· 

Joy of Use

Mit Spaß und Freude zu einem positiven Nutzererlebnis

Lesezeit: ca. 5-10 Minuten =
  


Luftballons, grün und Petrol

Wir designen Websites, Anwendungen oder Produkte für Menschen. Dennoch spielen deren Emotionen im Designprozess selten eine Rolle (zumindest meiner Erfahrung nach). Funktionalität und Nutzerfreundlichkeit finden da schon eher Berücksichtigung, sind jedoch mittlerweile zum Standard geworden und längst kein Alleinstellungsmerkmal mehr. Das positive Nutzererlebnis hingegen, der Joy of Use, wird nicht immer zurate gezogen. Dabei kann er helfen, einen ganzheitlichen Ansatz bei der Produktentwicklung zu verfolgen. Was genau der Joy of Use ist und wie wir ihn messbar machen, erfährst du hier.

 

Was ist der Joy of Use?

Der Joy of Use bezeichnet das positive Nutzererlebnis, was ein Mensch bei der Bedienung eines Produktes, einer Website oder Anwendung empfindet. Es sorgt für eine positive Differenzierung zu anderen, vergleichbaren Angeboten und verschafft dem jeweiligen Unternehmen einen Wettbewerbsvorteil.


Das Konzept des Joy of Use beschreibt ähnlich wie die User Experience die Gesamterfahrung im Umgang mit einer Anwendung. Es kann demnach nicht nur auf die visuelle Gestaltung oder das „Funktionieren“ eines Produktes reduziert werden. Der Joy of Use ist außerdem ein wichtiger Teil der User Experience, ja sogar deren Ziel. Oder anderes ausgedrückt: Joy of Use ist eine positive User Experience.

 

Joy of Use und Usability

In vielen Artikeln, die ich zum Thema gelesen habe, ist beim Joy of Use der Begriff Usability meist nicht weit. Doch ähnlich wie UX und Usability, sind auch Joy of Use und Usability keinesfalls gleichzusetzen. Während Usability lediglich die Einfachheit, Effektivität und Effizienz einer Anwendung beschreibt, geht der Joy of Use weit darüber hinaus.


Bei der Bewertung eines Produktes wird in der Regel zwischen einer pragmatischen Qualität (Usability) und einer hedonischen Qualität (Joy of Use) unterschieden. Erstere beinhaltet die Nützlichkeit und Gebrauchstauglichkeit, letztere bezieht sich vielmehr auf die menschlichen Bedürfnisse.
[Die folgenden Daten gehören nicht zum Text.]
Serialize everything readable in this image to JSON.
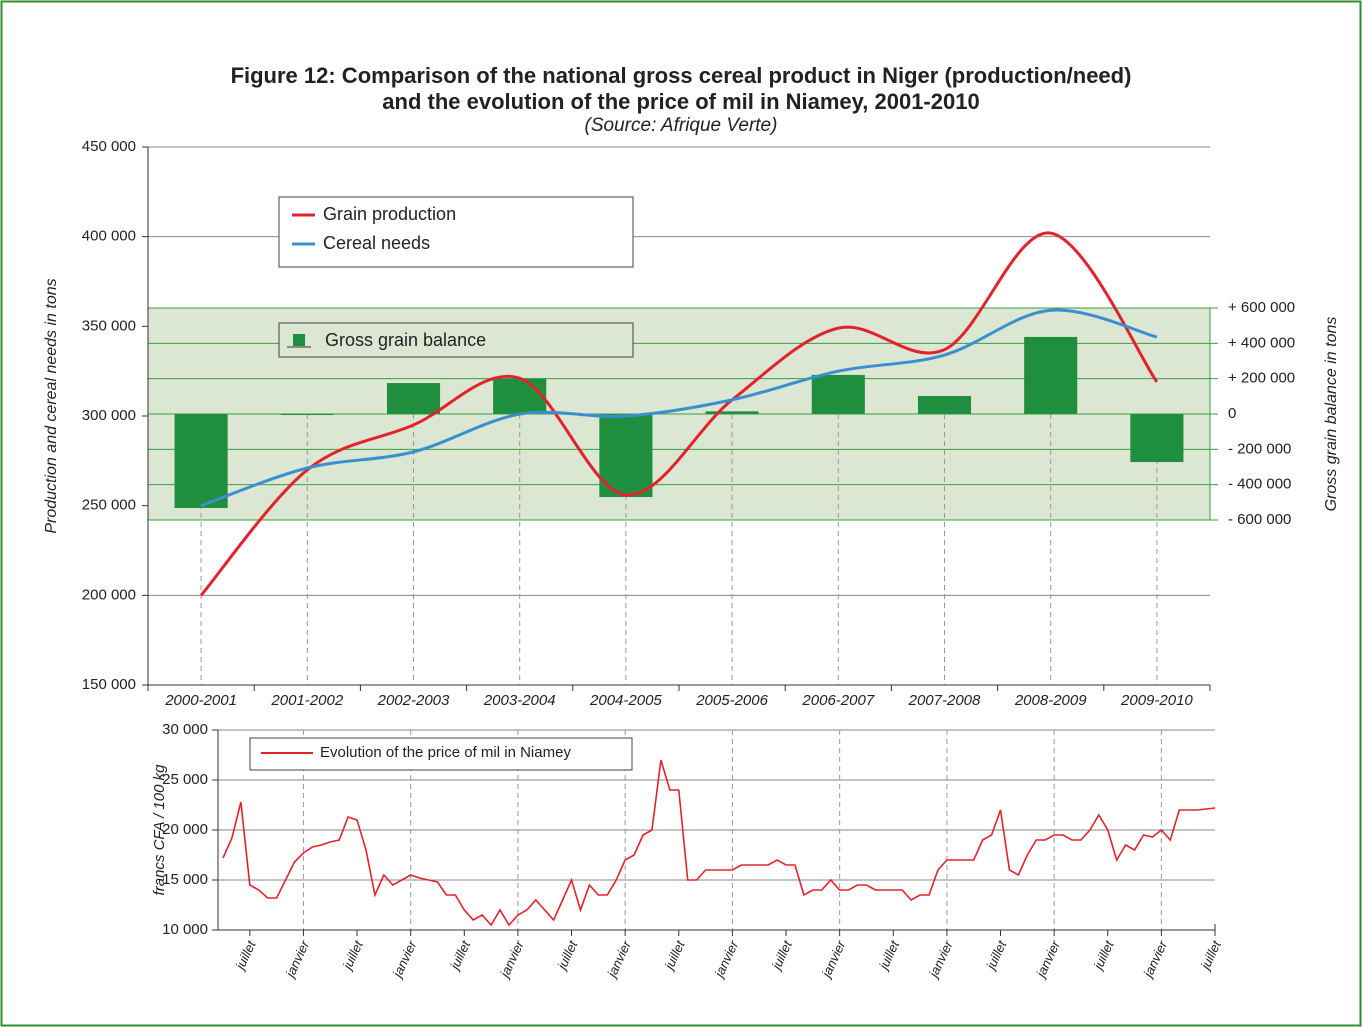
{
  "figure": {
    "title": [
      "Figure 12: Comparison of the national gross cereal product in Niger (production/need)",
      "and the evolution of the price of mil in Niamey, 2001-2010"
    ],
    "source": "(Source: Afrique Verte)"
  },
  "chart_data": [
    {
      "type": "combo",
      "categories": [
        "2000-2001",
        "2001-2002",
        "2002-2003",
        "2003-2004",
        "2004-2005",
        "2005-2006",
        "2006-2007",
        "2007-2008",
        "2008-2009",
        "2009-2010"
      ],
      "series": [
        {
          "name": "Grain production",
          "type": "line",
          "color": "#e3232c",
          "values": [
            200000,
            270000,
            295000,
            321000,
            256000,
            309000,
            349000,
            337000,
            402000,
            319000
          ]
        },
        {
          "name": "Cereal needs",
          "type": "line",
          "color": "#3a8fcf",
          "values": [
            250000,
            271000,
            280000,
            301000,
            300000,
            309000,
            325000,
            334000,
            359000,
            344000
          ]
        },
        {
          "name": "Gross grain balance",
          "type": "bar",
          "axis": "y2",
          "color": "#1f8f3f",
          "values": [
            -532000,
            -5000,
            175000,
            200000,
            -470000,
            15000,
            221000,
            102000,
            436000,
            -272000
          ]
        }
      ],
      "ylabel": "Production and cereal needs in tons",
      "y2label": "Gross grain balance in tons",
      "ylim": [
        150000,
        450000
      ],
      "yticks": [
        {
          "value": 150000,
          "label": "150 000"
        },
        {
          "value": 200000,
          "label": "200 000"
        },
        {
          "value": 250000,
          "label": "250 000"
        },
        {
          "value": 300000,
          "label": "300 000"
        },
        {
          "value": 350000,
          "label": "350 000"
        },
        {
          "value": 400000,
          "label": "400 000"
        },
        {
          "value": 450000,
          "label": "450 000"
        }
      ],
      "y2lim": [
        -600000,
        600000
      ],
      "y2ticks": [
        {
          "value": -600000,
          "label": "- 600 000"
        },
        {
          "value": -400000,
          "label": "- 400 000"
        },
        {
          "value": -200000,
          "label": "- 200 000"
        },
        0,
        {
          "value": 200000,
          "label": "+ 200 000"
        },
        {
          "value": 400000,
          "label": "+ 400 000"
        },
        {
          "value": 600000,
          "label": "+ 600 000"
        }
      ],
      "grid": true,
      "legend": "upper left"
    },
    {
      "type": "line",
      "categories": [
        null,
        null,
        null,
        "juillet",
        null,
        null,
        null,
        null,
        null,
        "janvier",
        null,
        null,
        null,
        null,
        null,
        "juillet",
        null,
        null,
        null,
        null,
        null,
        "janvier",
        null,
        null,
        null,
        null,
        null,
        "juillet",
        null,
        null,
        null,
        null,
        null,
        "janvier",
        null,
        null,
        null,
        null,
        null,
        "juillet",
        null,
        null,
        null,
        null,
        null,
        "janvier",
        null,
        null,
        null,
        null,
        null,
        "juillet",
        null,
        null,
        null,
        null,
        null,
        "janvier",
        null,
        null,
        null,
        null,
        null,
        "juillet",
        null,
        null,
        null,
        null,
        null,
        "janvier",
        null,
        null,
        null,
        null,
        null,
        "juillet",
        null,
        null,
        null,
        null,
        null,
        "janvier",
        null,
        null,
        null,
        null,
        null,
        "juillet",
        null,
        null,
        null,
        null,
        null,
        "janvier",
        null,
        null,
        null,
        null,
        null,
        "juillet",
        null,
        null,
        null,
        null,
        null,
        "janvier",
        null,
        null,
        null,
        null,
        null,
        "juillet"
      ],
      "series": [
        {
          "name": "Evolution of the price of mil in Niamey",
          "color": "#e3232c",
          "values": [
            17200,
            19200,
            22800,
            14500,
            14000,
            13200,
            13200,
            15000,
            16800,
            17700,
            18300,
            18500,
            18800,
            19000,
            21300,
            21000,
            18000,
            13500,
            15500,
            14500,
            15000,
            15500,
            15200,
            15000,
            14800,
            13500,
            13500,
            12000,
            11000,
            11500,
            10500,
            12000,
            10500,
            11500,
            12000,
            13000,
            12000,
            11000,
            13000,
            15000,
            12000,
            14500,
            13500,
            13500,
            15000,
            17000,
            17500,
            19500,
            20000,
            27000,
            24000,
            24000,
            15000,
            15000,
            16000,
            16000,
            16000,
            16000,
            16500,
            16500,
            16500,
            16500,
            17000,
            16500,
            16500,
            13500,
            14000,
            14000,
            15000,
            14000,
            14000,
            14500,
            14500,
            14000,
            14000,
            14000,
            14000,
            13000,
            13500,
            13500,
            16000,
            17000,
            17000,
            17000,
            17000,
            19000,
            19500,
            22000,
            16000,
            15500,
            17500,
            19000,
            19000,
            19500,
            19500,
            19000,
            19000,
            20000,
            21500,
            20000,
            17000,
            18500,
            18000,
            19500,
            19300,
            20000,
            19000,
            22000,
            22000,
            22000,
            22100,
            22200
          ]
        }
      ],
      "ylabel": "francs CFA / 100 kg",
      "ylim": [
        10000,
        30000
      ],
      "yticks": [
        {
          "value": 10000,
          "label": "10 000"
        },
        {
          "value": 15000,
          "label": "15 000"
        },
        {
          "value": 20000,
          "label": "20 000"
        },
        {
          "value": 25000,
          "label": "25 000"
        },
        {
          "value": 30000,
          "label": "30 000"
        }
      ],
      "grid": true,
      "legend": "upper left"
    }
  ]
}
Dementsprechend ist es auch die hedonische Qualität oder der Joy of Use, der „kleine“ Schwächen in der Bedienung oder Funktionalität leichter verzeiht. Umgekehrt geht das jedoch nicht. Weckt eine Anwendung keine positiven Emotionen, dann kann sie noch so leicht zu bedienen sein. Die Wahrscheinlichkeit, dass der Nutzer in diesem Fall auf ein anderes Produkt ausweicht, ist hoch. Doch wie wecken wir positive Emotionen bei unserem User? Wie entsteht ein Joy of Use?

 

Wie entsteht Joy of Use?

Die Entstehung des Joy of Use hängt stark mit der Motivation des Nutzers zusammen. Kann diese durch Inhalte, Funktionen und Design bedient werden, ruft das eine emotionale Reaktion, sprich den Joy of Use, hervor. Die Motivation wiederum wird durch drei Elemente erzeugt:

  • Die Beantwortung persönlicher Ziele (z.B. das eigene Selbstbild, Projekte oder alltägliche Aufgaben)
  • Normen und Werte (sind in der Regel anerzogen)
  • Ästhetik (setzt sich aus prototypischen Erfahrungen und kognitiver Einfachheit zusammen)
Joy of Use - Entstehung - Infografik

Wie erschaffen wir einen Joy of Use?

Um einen Joy of Use zu kreieren, ist es essenziell mehr über den Nutzer herauszufinden. Was sind seine Ziele, Normen und ästhetischen Erwartungen? Auf diese Weise können wir eine ganzheitliche Anwendung erschaffen, die die Motivation des Users bedient und somit Emotionen hervorruft.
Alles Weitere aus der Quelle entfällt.